Jakarta, Aktual.com — Dirjen Ketenagalistrikan Kementerian Energi dan Sumber Daya Mineral (ESDM), Jarman mengatakan krisis listrik di Pulau Nias harus ditangani dengan cara apapun untuk memastikan listrik di Sumatra Utara itu kembali beroperasi secara normal.

“Nias itu harus tetap nyala, harus ada plan B. Plan B nya itu bahwa diluar APR (American Power Rental) harus sudah terpasang listrik yang sudah memenuhi demand,” kata Jarman di Jakarta, Jumat (20/5).

Dia menambahkan sejak terjadi permasalahan antara PLN dengan APR, sudah ada penanganan melalui penambah daya listrik berupa genset sebesar 17 MW, walaupun ketersediaan ini masih kurang dibanding dengan kebutuhan rakyat Nias sebesar 26 MW.

“Sampai status kemarin itu sudah ada 17 MW di luar yang 20 MW milik APR. Jadi total yang sekarang itu kemampuannya sudah beroperasi 37 MW. lalu kita lihat demandnya kan 26 MW,” timpalnya.

Namun untuk mengantisipasi jika APR kembali melakukan pemutusan supply listrik, dia menjanjikan akan menambah daya listrik sebesar 12 MW pada akhir bulan ini.

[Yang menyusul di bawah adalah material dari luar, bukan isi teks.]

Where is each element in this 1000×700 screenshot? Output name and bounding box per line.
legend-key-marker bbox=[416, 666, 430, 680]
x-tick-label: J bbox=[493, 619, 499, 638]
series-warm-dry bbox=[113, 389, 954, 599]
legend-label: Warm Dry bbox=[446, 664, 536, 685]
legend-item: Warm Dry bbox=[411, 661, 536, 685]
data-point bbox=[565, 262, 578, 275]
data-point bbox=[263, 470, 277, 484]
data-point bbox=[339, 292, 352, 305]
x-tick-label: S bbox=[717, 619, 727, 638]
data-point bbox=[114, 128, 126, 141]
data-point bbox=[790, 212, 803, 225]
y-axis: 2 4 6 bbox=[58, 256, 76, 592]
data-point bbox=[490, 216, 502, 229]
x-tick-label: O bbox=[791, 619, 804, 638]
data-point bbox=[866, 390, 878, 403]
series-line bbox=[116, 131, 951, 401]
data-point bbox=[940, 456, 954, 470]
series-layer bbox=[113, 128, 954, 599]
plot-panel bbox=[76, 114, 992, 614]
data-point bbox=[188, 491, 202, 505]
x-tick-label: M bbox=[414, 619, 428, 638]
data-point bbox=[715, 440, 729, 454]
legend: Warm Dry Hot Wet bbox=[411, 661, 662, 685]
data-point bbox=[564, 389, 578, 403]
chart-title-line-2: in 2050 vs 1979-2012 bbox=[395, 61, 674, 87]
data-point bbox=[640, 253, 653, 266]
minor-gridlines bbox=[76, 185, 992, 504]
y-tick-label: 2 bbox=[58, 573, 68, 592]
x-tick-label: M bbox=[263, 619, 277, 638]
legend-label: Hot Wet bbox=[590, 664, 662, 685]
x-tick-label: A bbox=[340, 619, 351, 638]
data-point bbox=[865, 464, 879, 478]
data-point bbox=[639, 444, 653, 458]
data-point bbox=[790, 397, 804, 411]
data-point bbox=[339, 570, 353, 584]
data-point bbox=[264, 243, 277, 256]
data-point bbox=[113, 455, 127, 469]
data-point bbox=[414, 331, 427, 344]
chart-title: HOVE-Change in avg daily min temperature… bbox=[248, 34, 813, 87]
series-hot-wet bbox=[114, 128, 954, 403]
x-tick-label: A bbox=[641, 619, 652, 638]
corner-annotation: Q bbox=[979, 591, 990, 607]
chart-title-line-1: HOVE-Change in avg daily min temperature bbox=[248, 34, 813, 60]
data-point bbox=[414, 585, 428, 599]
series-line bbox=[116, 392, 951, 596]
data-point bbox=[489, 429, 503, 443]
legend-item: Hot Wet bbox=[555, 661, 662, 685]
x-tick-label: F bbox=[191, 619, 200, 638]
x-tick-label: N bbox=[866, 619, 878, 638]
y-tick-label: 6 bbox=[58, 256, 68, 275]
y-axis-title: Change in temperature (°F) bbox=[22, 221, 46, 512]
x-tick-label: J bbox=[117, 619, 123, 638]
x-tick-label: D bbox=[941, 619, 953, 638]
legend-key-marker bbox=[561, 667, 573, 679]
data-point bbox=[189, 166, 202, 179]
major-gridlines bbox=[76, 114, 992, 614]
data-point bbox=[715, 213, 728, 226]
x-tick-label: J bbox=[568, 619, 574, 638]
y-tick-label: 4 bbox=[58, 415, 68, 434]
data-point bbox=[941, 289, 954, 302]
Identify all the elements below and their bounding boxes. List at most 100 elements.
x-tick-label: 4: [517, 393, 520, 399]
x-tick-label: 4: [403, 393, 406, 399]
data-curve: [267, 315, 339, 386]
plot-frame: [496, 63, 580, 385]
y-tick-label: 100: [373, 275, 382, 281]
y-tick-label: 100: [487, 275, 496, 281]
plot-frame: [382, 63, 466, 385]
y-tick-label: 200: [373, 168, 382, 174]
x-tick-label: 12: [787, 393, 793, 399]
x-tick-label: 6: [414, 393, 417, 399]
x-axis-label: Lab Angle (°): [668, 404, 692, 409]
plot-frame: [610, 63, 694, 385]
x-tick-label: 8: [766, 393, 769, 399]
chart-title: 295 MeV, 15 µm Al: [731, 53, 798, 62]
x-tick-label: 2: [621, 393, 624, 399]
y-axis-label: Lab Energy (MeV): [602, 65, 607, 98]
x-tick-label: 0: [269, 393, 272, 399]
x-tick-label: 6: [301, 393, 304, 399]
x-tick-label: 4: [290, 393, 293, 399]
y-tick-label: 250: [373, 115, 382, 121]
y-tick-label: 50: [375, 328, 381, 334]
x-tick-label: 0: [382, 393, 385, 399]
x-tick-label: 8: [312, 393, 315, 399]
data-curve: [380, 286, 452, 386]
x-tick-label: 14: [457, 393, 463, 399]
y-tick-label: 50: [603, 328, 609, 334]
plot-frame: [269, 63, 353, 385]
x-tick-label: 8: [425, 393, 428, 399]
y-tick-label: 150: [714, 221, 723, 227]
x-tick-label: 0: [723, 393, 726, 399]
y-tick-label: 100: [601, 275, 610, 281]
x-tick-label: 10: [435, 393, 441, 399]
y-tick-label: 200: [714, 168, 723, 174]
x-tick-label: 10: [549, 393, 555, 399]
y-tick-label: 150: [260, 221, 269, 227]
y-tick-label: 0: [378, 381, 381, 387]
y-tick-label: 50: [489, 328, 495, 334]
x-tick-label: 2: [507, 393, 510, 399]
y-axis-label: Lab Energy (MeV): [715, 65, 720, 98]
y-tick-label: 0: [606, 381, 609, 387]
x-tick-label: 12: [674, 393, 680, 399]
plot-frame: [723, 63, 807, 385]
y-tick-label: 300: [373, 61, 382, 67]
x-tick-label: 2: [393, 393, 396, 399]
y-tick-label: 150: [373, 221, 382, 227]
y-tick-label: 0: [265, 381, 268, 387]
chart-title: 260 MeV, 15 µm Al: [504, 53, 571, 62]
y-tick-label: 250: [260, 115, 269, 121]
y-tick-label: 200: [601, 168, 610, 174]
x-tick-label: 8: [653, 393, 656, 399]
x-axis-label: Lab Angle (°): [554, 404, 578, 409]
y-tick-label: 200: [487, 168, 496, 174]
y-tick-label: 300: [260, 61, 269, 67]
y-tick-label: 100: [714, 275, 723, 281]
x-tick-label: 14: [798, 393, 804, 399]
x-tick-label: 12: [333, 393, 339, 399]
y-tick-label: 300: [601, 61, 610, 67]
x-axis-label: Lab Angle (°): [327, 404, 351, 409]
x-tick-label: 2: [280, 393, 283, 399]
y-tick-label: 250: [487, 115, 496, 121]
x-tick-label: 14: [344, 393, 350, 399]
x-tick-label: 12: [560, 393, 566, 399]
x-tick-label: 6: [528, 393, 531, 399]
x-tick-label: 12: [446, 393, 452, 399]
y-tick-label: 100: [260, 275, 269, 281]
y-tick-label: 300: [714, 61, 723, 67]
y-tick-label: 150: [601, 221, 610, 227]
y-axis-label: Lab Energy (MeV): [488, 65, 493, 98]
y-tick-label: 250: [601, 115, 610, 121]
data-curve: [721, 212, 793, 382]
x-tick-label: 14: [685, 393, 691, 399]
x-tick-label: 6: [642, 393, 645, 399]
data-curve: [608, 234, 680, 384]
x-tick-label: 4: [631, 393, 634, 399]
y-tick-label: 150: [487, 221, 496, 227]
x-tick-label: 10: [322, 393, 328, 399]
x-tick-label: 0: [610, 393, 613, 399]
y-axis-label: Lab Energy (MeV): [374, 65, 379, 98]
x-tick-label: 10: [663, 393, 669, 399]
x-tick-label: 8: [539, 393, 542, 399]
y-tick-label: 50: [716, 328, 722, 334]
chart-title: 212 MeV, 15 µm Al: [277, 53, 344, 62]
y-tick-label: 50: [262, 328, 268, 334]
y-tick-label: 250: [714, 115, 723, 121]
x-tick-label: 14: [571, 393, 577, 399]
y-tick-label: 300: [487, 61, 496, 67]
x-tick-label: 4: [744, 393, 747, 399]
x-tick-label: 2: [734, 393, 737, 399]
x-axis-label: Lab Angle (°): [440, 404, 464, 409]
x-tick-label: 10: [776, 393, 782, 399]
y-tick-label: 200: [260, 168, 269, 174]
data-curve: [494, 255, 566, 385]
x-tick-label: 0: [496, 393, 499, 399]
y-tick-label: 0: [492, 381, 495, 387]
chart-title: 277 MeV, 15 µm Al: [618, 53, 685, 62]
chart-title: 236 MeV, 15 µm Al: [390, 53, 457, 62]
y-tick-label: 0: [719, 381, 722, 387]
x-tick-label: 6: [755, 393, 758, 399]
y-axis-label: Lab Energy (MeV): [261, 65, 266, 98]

Seperti diketahui bahwa pada awal bulan lalu, APR memutuskan untuk menghentikan operasinya karena pihak PLN belum membayar tagihan terhadap APR selaku pihak pengembang atau Power Purchase Agreement (PPA).

Direktur Eksekutif Center of Energy and Resources Indonesia (CERI), Yusri Usman menanggapi bahwa kebijakan PLN sulit dicerna dengan akal sehat sehingga mengabaikan hak publik untuk mendapatkan listrik

“Negara kita sudah merdeka hampir mencapai usia 71 tahun, tentu suatu kebijakan PLN yang sulit dicerna oleh akal sehat, bagaimana mungkin hak publik telah gagal menerima pelayanan soal kebutuhan listrik,” kata Yusri Usman kepada Aktual.com, Kamis (19/5).

Lebih lanjut dia mengatakan dengan adanya pemutusan aliran listrik yang telah terjadi, masyarakat nias mengalami kerugian ekonomi yang besar. Menurutnya pemerintah harus segera meninjau jajaran direksi dari pusat hingga tingkat daerah.

“Saatnya pemerintah meninjau jajaran direksi PLN mulai tingkat pusat hingga tingkat daerah Sumatera Utara, karena sejak tahun 2007 listrik mati seperti minum obat, bisa sehari 3 kali,” tukasnya.

Menurutnya tindakan dari APR tersebut merupakan bentuk frustasi investor dalam berhubungan dengan PLN. Dengan kinerja seperti itu, dia pesimis atas program listrik 35.000 MW.

“Soal kebutuhan listrik APR yang kapasitas 20 MW ini saja tidak beres diselesaikan oleh stake holder bidang energi, apalagi bicara bangun pembangkit 35.000 MW. Saya pikir itu program bisa diklasifikasikan sebagai program (pungguk merindukan bulan) bagi Pemerintahan Jokowi-JK,” pungkasnya.